- Active: 1918-1919, 1940-1945
- Country: United Kingdom
- Branch: Royal Air Force
- Type: Flying squadron
- Mottos: "Find and forewarn"

= No. 241 Squadron RAF =

Defunct flying squadron of the Royal Air Force

No. 241 Squadron is a former squadron of the Royal Air Force (RAF) formed during the First World War.

==History==
No. 241 Squadron was formed in August 1918 from the former Royal Naval Air Service flights operating at the RNAS seaplane station at the Isle of Portland (HMS Serepta) and their airfield at Chickerell; Flight numbers 416, 417 and 513. They continued to fly patrols over the English Channel hunting submarines until the end of the war. The squadron was disbanded the following year, on 18 June 1919.
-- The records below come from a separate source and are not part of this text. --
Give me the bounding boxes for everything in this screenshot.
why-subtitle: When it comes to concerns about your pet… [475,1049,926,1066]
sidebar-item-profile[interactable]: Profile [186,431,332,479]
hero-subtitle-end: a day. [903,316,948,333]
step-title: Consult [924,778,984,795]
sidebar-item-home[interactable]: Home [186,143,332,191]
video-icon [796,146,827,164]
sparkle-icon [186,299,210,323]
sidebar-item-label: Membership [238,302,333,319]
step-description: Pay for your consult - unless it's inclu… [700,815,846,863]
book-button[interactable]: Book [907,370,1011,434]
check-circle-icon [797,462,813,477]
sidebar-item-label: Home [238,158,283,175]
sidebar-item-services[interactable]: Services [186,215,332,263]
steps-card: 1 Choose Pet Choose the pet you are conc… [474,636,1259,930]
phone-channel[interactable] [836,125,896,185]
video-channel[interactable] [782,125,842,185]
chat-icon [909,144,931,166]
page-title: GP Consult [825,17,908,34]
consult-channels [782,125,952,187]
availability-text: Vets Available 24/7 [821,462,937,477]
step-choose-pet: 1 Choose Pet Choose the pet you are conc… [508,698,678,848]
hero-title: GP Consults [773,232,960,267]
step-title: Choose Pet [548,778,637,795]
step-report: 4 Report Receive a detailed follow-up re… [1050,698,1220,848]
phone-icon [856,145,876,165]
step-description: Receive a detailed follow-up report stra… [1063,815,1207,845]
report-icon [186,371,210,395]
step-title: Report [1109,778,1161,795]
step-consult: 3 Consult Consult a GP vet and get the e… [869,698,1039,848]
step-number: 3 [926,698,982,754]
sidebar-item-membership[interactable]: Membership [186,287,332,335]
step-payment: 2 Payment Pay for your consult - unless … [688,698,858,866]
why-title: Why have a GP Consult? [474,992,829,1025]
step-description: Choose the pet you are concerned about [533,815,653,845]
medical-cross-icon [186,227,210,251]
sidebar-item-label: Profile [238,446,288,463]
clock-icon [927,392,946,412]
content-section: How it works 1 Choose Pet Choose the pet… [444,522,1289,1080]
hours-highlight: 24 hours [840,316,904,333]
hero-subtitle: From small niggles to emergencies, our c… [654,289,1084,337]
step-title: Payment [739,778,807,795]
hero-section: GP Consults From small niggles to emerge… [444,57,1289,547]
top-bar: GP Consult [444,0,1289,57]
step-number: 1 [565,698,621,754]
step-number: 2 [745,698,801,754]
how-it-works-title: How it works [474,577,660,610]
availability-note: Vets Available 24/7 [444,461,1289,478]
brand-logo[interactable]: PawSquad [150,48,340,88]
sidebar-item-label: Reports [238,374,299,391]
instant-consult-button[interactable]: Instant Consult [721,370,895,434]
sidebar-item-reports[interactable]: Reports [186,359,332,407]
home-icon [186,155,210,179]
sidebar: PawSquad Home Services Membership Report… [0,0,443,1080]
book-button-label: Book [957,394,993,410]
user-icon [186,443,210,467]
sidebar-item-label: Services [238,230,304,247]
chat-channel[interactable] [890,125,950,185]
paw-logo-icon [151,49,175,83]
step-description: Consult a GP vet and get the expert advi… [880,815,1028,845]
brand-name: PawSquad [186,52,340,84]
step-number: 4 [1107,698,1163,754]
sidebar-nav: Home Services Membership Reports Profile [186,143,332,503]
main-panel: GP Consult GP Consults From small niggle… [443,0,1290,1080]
The squadron was reformed in the Second World War. A flight of No. 614 Squadron RAF was redesignated as 241 Squadron on 25 September 1940 at Inverness.

The squadron initially operated the Westland Lysander. To this were added some Blackburn Roc naval dive bombers and some Curtiss Tomahawks. In April 1942, the squadron moved to North Africa with Hawker Hurricanes where it flew reconnaissance and ground attack during the Tunisian campaign.

The Hurricanes were replaced with Spitfires in December 1943. The squadron operated various reconnaissance and ground attack duties in Italy until the end of the war. The squadron was disbanded on 14 August 1945.